Towels. The Japanese cotton towel, generally a yard long by a foot wide, serves various purposes besides that of drying the hands or the body. Both sexes occasionally employ it as a head-dress. Male artisans and coolies twist and then tie a towel across their foreheads to prevent the perspiration from running down into their eyes, while females of the same class make shift with one as a sort of light hood to cover the head. When doing the room of a morning, the maid of all work will save her hair in this way from the dust, and whole families may be seen thus protected on the occasion of the great annual house-cleaning. Holiday-makers sometimes protect their hair by the same device, and there is actually a special kind entitled hana-mi-denugui, or "flower-viewing towel," worn by festive bands who sally forth to admire the cherry-blossoms, and who—must it be owned?—sacrifice not only to Flora, but to Bacchus, for which reason the wine-cup and the liquor-loving tortoise figure as the motives of ornamentation along with the pink blossom. For observe that towels afford a typical example of the national fondness for decorating even the most trivial articles of daily use. A study of them, as they flutter in the wind under the eaves of the shops devoted to their sale, would result in acquaintance with the whole gamut of popular art motives and symbolism. The vegetable world, the animal world both real and mythical, the stage and the wrestling ring, crests, riddles, Chinese ideographs congratulatory or otherwise characteristic,—all these and various other stores are drawn up on, the same subject being repeated in such a multiplicity of elaborated and abbreviated forms that not a little ingenuity is sometimes needed to discover the artist's intention. The latest source of inspiration has been the Russian war. Naval and military feats of arms may be seen represented or hinted at in every style,—realistic, picturesque, comic, allegorical.

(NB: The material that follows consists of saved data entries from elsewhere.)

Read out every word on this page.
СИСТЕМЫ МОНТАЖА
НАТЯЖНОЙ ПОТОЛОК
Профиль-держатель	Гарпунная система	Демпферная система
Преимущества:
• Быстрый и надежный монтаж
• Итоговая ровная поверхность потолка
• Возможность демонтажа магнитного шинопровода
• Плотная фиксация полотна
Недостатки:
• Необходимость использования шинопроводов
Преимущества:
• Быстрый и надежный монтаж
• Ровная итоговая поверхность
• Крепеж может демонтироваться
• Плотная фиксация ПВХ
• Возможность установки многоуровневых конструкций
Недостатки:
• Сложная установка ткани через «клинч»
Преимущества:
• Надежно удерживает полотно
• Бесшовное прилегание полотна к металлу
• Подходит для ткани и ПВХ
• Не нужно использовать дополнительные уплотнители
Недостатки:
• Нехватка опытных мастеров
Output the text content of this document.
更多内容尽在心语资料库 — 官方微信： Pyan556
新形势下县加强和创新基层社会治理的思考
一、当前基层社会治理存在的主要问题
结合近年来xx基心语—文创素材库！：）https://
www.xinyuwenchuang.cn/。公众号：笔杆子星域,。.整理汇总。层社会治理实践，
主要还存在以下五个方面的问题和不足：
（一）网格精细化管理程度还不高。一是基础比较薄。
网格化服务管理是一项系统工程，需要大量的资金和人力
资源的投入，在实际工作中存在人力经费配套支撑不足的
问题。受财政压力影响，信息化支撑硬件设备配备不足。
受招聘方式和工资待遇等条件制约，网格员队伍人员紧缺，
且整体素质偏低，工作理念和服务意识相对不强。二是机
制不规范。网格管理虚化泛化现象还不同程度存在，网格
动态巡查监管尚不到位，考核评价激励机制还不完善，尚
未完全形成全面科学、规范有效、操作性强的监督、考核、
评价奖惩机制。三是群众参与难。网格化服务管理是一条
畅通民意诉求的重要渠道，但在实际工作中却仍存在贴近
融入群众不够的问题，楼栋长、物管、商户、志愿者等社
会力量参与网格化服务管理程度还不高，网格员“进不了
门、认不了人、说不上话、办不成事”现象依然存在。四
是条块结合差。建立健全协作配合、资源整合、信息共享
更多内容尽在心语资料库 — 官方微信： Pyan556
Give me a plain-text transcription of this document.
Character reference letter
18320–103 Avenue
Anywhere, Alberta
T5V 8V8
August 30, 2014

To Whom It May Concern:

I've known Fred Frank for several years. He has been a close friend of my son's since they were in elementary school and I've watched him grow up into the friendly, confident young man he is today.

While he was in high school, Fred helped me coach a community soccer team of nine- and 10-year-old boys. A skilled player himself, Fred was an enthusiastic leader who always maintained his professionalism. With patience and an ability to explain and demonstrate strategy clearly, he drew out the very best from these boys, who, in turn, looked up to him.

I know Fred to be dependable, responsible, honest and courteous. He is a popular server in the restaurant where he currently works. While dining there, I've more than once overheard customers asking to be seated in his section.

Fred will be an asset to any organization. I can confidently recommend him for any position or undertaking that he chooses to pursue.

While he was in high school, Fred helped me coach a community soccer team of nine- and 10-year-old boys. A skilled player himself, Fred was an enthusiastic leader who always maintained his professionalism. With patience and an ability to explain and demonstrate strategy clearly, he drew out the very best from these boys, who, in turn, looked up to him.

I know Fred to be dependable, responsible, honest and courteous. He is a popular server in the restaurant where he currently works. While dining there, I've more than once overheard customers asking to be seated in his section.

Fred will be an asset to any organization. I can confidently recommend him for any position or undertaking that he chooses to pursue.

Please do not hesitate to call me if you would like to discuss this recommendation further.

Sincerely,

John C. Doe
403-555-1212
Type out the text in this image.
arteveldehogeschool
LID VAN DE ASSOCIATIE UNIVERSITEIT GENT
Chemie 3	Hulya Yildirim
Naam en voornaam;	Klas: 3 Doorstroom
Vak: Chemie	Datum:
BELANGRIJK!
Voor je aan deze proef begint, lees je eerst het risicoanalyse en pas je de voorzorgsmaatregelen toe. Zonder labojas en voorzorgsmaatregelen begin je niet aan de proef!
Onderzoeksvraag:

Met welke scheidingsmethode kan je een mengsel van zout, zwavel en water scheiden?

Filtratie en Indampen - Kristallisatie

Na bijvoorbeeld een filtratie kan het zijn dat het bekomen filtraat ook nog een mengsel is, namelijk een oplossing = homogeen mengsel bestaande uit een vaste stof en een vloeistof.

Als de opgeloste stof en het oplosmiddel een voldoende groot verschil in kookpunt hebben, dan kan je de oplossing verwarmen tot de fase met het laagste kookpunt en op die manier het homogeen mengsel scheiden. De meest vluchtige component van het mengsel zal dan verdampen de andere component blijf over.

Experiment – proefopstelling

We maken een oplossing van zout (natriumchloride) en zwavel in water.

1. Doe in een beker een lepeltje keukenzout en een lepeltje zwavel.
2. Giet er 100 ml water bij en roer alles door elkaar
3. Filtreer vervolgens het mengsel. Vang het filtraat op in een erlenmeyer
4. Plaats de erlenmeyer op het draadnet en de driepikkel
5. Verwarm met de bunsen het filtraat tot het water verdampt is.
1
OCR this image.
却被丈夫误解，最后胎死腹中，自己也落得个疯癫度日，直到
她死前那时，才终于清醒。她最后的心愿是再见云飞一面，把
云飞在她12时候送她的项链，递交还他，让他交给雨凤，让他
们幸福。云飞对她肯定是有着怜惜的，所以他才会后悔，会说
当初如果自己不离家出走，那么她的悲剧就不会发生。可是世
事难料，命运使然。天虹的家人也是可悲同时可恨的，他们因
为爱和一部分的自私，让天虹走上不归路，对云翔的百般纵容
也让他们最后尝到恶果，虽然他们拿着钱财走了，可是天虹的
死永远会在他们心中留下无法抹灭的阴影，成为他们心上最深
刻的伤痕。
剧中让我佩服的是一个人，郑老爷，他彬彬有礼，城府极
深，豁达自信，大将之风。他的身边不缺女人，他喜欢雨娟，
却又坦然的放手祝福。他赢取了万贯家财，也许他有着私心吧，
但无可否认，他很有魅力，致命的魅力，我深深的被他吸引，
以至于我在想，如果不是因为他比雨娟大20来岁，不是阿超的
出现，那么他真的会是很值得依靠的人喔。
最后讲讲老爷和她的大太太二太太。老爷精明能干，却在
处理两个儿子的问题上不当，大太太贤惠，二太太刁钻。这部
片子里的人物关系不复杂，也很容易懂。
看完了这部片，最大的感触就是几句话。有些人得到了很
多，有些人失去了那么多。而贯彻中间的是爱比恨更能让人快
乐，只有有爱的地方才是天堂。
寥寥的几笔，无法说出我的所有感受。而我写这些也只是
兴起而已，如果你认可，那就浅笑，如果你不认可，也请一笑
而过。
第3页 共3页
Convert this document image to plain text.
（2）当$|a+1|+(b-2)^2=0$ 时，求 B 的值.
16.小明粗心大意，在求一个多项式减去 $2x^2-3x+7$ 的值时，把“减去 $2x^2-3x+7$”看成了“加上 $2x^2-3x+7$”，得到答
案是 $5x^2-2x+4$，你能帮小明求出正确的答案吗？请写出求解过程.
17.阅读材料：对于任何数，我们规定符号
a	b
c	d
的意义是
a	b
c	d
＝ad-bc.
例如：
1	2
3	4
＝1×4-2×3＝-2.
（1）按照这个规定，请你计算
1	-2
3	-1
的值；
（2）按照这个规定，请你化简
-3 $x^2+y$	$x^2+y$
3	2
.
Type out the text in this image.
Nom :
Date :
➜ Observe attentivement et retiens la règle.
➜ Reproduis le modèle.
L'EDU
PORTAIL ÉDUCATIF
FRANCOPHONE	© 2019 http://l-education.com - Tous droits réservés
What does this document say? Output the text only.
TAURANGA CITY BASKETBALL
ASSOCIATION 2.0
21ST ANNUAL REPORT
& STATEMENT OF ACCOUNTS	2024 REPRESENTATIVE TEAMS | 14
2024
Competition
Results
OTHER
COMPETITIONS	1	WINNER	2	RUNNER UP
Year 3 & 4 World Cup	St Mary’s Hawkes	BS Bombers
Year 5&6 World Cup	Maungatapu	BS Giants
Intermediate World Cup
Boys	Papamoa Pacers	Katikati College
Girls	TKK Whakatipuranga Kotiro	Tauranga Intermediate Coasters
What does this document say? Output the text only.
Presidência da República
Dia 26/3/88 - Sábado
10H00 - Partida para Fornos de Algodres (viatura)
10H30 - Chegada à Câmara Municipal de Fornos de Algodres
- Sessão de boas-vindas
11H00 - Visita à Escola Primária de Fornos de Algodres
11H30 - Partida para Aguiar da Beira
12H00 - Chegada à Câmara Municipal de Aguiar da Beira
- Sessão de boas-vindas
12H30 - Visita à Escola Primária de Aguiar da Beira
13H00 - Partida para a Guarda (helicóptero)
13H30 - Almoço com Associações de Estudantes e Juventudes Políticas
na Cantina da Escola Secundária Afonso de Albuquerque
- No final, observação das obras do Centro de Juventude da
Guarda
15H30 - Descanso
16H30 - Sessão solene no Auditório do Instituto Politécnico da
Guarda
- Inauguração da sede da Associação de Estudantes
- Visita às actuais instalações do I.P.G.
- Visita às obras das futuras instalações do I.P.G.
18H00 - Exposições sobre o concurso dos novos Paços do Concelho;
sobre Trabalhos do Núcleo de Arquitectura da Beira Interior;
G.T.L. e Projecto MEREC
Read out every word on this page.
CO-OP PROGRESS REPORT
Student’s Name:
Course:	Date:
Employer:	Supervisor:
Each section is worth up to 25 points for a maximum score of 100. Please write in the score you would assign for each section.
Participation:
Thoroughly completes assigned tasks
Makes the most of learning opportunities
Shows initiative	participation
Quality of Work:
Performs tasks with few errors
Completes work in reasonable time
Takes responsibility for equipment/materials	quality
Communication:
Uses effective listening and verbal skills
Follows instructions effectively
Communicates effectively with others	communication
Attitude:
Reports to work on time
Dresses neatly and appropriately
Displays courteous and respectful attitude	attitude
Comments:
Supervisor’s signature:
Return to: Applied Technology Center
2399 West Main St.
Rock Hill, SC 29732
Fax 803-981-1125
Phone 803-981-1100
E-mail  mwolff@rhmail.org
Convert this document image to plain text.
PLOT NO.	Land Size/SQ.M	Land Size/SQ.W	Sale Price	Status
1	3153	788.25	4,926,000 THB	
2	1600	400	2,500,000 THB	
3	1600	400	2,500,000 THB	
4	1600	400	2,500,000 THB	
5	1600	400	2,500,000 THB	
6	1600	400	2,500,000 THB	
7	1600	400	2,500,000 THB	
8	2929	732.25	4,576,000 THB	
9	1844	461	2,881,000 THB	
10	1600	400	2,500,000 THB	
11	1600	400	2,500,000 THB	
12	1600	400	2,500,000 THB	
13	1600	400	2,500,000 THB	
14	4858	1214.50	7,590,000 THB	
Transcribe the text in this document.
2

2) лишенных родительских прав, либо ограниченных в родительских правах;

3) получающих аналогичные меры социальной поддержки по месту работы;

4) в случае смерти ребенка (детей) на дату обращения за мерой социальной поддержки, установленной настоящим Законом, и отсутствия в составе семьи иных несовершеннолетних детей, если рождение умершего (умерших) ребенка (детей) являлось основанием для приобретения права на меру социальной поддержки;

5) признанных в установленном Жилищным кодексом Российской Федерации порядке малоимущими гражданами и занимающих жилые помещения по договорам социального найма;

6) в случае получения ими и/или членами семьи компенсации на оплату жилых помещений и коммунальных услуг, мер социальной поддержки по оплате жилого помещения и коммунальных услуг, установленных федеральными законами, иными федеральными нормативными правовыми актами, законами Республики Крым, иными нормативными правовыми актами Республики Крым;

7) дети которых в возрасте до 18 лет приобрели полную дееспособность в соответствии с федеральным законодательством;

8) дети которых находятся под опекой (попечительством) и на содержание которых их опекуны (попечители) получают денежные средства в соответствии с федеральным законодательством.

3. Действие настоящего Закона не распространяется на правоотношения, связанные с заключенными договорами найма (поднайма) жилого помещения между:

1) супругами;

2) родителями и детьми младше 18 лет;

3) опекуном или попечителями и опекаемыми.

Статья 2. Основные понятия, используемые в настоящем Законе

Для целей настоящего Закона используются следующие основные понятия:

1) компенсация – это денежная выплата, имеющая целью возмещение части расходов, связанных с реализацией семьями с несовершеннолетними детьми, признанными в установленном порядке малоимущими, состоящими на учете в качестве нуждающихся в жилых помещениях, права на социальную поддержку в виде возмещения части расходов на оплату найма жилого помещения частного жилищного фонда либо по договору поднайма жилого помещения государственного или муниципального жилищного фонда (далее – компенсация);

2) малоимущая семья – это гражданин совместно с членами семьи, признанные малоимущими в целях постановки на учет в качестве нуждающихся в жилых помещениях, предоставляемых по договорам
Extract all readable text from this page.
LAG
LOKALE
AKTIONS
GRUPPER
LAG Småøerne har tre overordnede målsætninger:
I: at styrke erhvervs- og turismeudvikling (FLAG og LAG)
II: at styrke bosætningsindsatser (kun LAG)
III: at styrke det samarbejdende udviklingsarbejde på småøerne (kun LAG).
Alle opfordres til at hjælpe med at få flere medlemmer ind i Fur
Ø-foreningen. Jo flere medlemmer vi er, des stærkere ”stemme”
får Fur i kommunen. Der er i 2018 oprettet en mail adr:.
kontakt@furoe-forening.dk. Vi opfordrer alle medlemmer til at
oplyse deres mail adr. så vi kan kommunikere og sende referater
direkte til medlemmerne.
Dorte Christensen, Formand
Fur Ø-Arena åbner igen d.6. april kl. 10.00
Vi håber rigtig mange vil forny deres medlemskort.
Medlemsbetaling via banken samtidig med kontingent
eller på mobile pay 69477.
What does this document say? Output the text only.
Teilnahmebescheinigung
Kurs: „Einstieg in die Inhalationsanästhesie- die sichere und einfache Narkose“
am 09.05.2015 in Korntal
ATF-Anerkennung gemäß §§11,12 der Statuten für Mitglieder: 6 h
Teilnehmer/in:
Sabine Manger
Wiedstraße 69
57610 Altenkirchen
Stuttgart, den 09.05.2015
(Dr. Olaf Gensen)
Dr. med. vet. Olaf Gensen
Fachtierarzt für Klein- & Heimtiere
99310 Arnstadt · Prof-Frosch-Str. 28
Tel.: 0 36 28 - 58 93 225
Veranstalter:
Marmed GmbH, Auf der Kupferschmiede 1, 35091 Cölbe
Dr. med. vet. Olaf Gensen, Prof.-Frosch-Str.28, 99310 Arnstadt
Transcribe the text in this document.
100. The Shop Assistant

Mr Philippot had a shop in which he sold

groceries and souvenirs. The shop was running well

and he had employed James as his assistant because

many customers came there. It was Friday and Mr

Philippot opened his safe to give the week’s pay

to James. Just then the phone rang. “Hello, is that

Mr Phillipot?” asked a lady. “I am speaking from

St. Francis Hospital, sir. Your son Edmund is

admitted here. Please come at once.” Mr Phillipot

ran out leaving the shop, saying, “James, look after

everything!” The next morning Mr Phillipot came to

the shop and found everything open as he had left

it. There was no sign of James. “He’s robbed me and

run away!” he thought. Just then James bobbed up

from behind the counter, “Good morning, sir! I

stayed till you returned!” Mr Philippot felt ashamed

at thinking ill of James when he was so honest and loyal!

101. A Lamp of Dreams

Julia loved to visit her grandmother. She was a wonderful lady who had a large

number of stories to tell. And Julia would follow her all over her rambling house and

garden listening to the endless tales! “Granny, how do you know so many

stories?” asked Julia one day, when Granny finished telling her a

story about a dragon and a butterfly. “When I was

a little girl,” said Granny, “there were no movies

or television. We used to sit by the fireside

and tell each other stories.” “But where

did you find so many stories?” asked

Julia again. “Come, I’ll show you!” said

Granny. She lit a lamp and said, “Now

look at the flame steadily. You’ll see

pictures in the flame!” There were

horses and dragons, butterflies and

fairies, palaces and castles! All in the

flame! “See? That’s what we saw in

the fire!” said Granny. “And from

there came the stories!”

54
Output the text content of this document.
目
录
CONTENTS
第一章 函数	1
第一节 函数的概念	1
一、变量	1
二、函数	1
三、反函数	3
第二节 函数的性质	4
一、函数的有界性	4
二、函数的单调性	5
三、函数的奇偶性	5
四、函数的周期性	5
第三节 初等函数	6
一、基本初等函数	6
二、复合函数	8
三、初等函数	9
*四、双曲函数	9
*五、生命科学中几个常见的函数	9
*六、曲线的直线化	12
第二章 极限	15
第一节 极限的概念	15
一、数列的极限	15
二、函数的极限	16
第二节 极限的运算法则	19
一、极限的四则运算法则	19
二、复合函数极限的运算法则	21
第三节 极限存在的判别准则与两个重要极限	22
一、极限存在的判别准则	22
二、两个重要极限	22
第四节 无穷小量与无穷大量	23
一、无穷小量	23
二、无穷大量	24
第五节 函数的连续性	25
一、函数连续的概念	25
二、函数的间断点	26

Being thus variously useful as well as ornamental, towels make good presents, and thousands must be annually given away in every town. Inns often have towels of their own, specially inscribed or ornamented, one of which is presented to each departing guest if he has behaved liberally in the matter of "tea-money" to mine host. Shops sometimes do likewise. At New Year time, in particular, there is quite a shower of such civilities. When destined as a gift, the towel is generally folded in a piece of paper, which itself bears a suitable inscription, including the donor's address, with the occasional addition now-a-days of his telephone number; for even in such minutiæ, the Japanese of the lower middle class are up to date. Sometimes, instead of the host giving towels to his guests, the process is reversed. This happens notably in the case of pilgrim bands or clubs, who distribute to every inn at which they alight towels inscribed with the club's name, and perhaps a picture of the sacred mountain which is their goal. Towels are even offered to temples by the pious, appropriately inscribed.